Fórsa general secretary Kevin Callinan, who leads the union negotiating team as chair of the ICTU Public Services Committee, said he was focused on the gap in living standards that has emerged since Building Momentum was agreed in late 2020.

“Our sole focus is on pay, the cost of the living and the way in which inflation is impacting on public service workers. Neither side expected 18 months ago that inflation would outpace the agreement in the way it has.
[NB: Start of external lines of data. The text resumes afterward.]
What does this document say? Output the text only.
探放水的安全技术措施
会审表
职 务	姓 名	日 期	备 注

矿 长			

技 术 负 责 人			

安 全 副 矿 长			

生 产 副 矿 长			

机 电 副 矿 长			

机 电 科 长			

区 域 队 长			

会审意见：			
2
After we triggered the review clause three months ago, the Government accepted that the economic assumptions underpinning the deal had changed and things have got a lot worse since then,” he said.

There were mixed views among unions and Government sources about the prospects for a wider agreement — a possibility raised repeatedly by the Taoiseach in recent days, when he said that he wanted to see engagement between unions, employers and Government about an agreement that could trade wage restraint for Government action to reduce the cost of living and improve public services.

Speaking at the European summit in Brussels earlier this week, Mr Martin said that a “collective, society-wide response [to inflation] is better for the country rather than different sectors pursuing it on single issues right across the board.

“I think it would be more coherent for the country to approach it in this way and that is what we will explore to see if that can be achieved,” he said.

Some Government sources are enthusiastic about a deal and believe that tax cuts, investment in public services, cuts to the cost of third level education and childcare could be exchanged for wage restraint from workers. One person involved in discussions in Government said such a deal could be done quickly over the summer.

Others are more sceptical, and think a short-term agreement on wages is more likely, with a broader deal taking longer to work out. Trade union sources also express scepticism about a deal and say that they haven’t received any detailed proposals from Government.

“We’d be open to it but we haven’t been given any indications about how and when it might work,” one union source said.